La relación de pareja debe verse como una plantita que necesita agua para vivir. Hay que regarla y cuidarla todos los días. Homólogamente, es el amor en la pareja. No hay que descuidar detalles como el romanticismo, el coqueteo y las citas amorosas y sexuales al igual que cuando eran novios.

Por otro lado, hay muchas parejas que se casan o viven juntas sin conocer bien a la persona que será su cónyuge. Los jóvenes no saben enamorar, se dejan llevar por los impulsos más que por el intelecto y no toman en cuenta las responsabilidades de sus acciones. A la primera experiencia, creen haber encontrado el verdadero amor y no se dan un poco más de tiempo. Por inmadurez hay un alto índice de divorcios.



Cuidar los vínculos sexual y afectivo
Por Alejandro Velarde Arteaga | Sicólogo, especialista en terapia sistémica

Hay dos tipos de vínculos que unen a las parejas: el sexual y el afectivo. Ambos son importantes. Sin embargo, las etapas evolutivas van dictando el orden de prioridades. Durante la juventud es usual enfatizar lo sexual, pero gradualmente la manifestación de ese vínculo va cambiando pero hay que aclarar que nunca desaparece. Es decir, el vínculo sexual ya no está basado en el coito o en la relación sexual en sí, sino que puede derivar en la intimidad física del contacto piel a piel.
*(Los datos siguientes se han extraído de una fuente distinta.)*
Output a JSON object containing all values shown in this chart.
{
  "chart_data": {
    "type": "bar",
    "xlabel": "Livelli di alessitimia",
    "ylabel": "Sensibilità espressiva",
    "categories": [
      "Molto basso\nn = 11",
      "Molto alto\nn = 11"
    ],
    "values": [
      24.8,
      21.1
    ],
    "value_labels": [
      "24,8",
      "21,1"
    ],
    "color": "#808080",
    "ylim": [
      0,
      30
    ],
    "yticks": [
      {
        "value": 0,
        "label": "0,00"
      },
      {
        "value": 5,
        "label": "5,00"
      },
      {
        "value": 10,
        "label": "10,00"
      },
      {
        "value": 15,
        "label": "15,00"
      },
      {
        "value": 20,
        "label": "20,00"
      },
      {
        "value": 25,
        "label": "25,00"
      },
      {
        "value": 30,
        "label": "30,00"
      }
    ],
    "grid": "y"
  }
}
Ya no es una pasión física desbordantemente coitalizada, sino una suave y permanente placidez corporal basada, principalmente, en el contacto corporal y afectivo.

Ninguno de los dos vínculos puede prescindir del otro.

Las relaciones basadas solo en lo sexual tienden a ser temporales y a mantenerse mientras las brasas sexuales ardan. Las relaciones basadas solo en lo afectivo tienden a la insatisfacción sexual, lo que puede crear una situación desestabilizadora.

Lo adecuado es que ambos vínculos se consoliden en una relación y que la pareja los mantenga respetando los ritmos evolutivos de la vida en común.